There are few difficulties in making this distinction. I’ll cover a couple of them.
A conjecture, made by an expert, is pseudo-science. There was debate about Einstein and Hawking’s early theories, when they first presented them. No one else had worked out the math, so they couldn’t say. So, according to the definition of a rigorous theory, it wasn’t science yet. Today, we could say it WAS science all along, just not confirmed, but not at the time. That’s one of the things that pisses people off, an expert, a respected scholar, can do that, and on rare occasions, an amateur does and is right, but usually, they aren’t. So, no one bothers even trying to confirm it.
Another, and I thought Offler was going to say this, we don’t know what gravity is. We can predict it, simulate it, simulate not having it, measure it, but we can’t put it in a bottle or create an anti-gravity device. Same with germ theory. At first, we didn’t know what germs were, but one guy figured out you should wash your hands before doing surgery. Essentially, he was theorizing some invisible force. Someone who doesn’t understand science can’t understand how this is different from saying a universe exists therefore SOMEONE must have created it.

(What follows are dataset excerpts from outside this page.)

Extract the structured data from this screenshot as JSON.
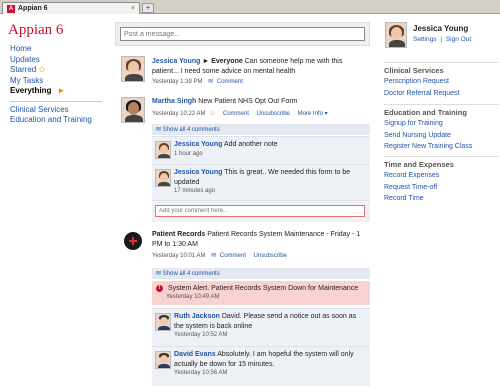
{
  "browser": {
    "tab_title": "Appian 6",
    "tab_close": "×",
    "new_tab": "+"
  },
  "logo": "Appian 6",
  "left_nav": {
    "items": [
      {
        "label": "Home"
      },
      {
        "label": "Updates"
      },
      {
        "label": "Starred"
      },
      {
        "label": "My Tasks"
      },
      {
        "label": "Everything"
      }
    ],
    "groups": [
      {
        "label": "Clinical Services"
      },
      {
        "label": "Education and Training"
      }
    ]
  },
  "composer": {
    "placeholder": "Post a message..."
  },
  "posts": [
    {
      "author": "Jessica Young",
      "arrow": "►",
      "target": "Everyone",
      "text": "Can someone help me with this patient... I need some advice on mental health",
      "time": "Yesterday 1:39 PM",
      "comment": "Comment"
    },
    {
      "author": "Martha Singh",
      "text": "New Patient NHS Opt Out Form",
      "time": "Yesterday 10:22 AM",
      "comment": "Comment",
      "unsubscribe": "Unsubscribe",
      "more_info": "More Info ▾",
      "show_all": "Show all 4 comments",
      "comments": [
        {
          "author": "Jessica Young",
          "text": "Add another note",
          "time": "1 hour ago"
        },
        {
          "author": "Jessica Young",
          "text": "This is great.. We needed this form to be updated",
          "time": "17 minutes ago"
        }
      ],
      "reply_placeholder": "Add your comment here..."
    },
    {
      "author": "Patient Records",
      "text": "Patient Records System Maintenance - Friday - 1 PM to 1:30 AM",
      "time": "Yesterday 10:01 AM",
      "comment": "Comment",
      "unsubscribe": "Unsubscribe",
      "show_all": "Show all 4 comments",
      "alert": {
        "text": "System Alert. Patient Records System Down for Maintenance",
        "time": "Yesterday 10:49 AM"
      },
      "comments": [
        {
          "author": "Ruth Jackson",
          "text": "David. Please send a notice out as soon as the system is back online",
          "time": "Yesterday 10:52 AM"
        },
        {
          "author": "David Evans",
          "text": "Absolutely. I am hopeful the system will only actually be down for 15 minutes.",
          "time": "Yesterday 10:56 AM"
        }
      ]
    }
  ],
  "user": {
    "name": "Jessica Young",
    "settings": "Settings",
    "separator": "|",
    "sign_out": "Sign Out"
  },
  "right_sections": [
    {
      "title": "Clinical Services",
      "links": [
        "Perscription Request",
        "Doctor Referral Request"
      ]
    },
    {
      "title": "Education and Training",
      "links": [
        "Signup for Training",
        "Send Nursing Update",
        "Register New Training Class"
      ]
    },
    {
      "title": "Time and Expenses",
      "links": [
        "Record Expenses",
        "Request Time-off",
        "Record Time"
      ]
    }
  ],
  "colors": {
    "brand": "#c8102e",
    "link": "#2255aa",
    "alert_bg": "#f9d2d2"
  }
}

People figure out what a reasonable argument looks like, and they make one that looks reasonable to them. But then someone comes along and points out a flaw, or challenges a premise or their methods, or lack of data. They discover that science is actually hard work, so they try to discredit the entire concept.
Interesting. I think that along these lines, when it comes to pseudoscience versus science, I don't really have a problem with this blurred boundary specifically. It's when people maliciously promote falsehoods that is the colloquial, negative aspect of pseudoscience that we don't like.Good point. Reminds me of my climate science debates, the challenges and doubts themselves aren't so bad at all - it's the refusal to listen to how those challenges and doubts have been resolved that creates the monstrosities.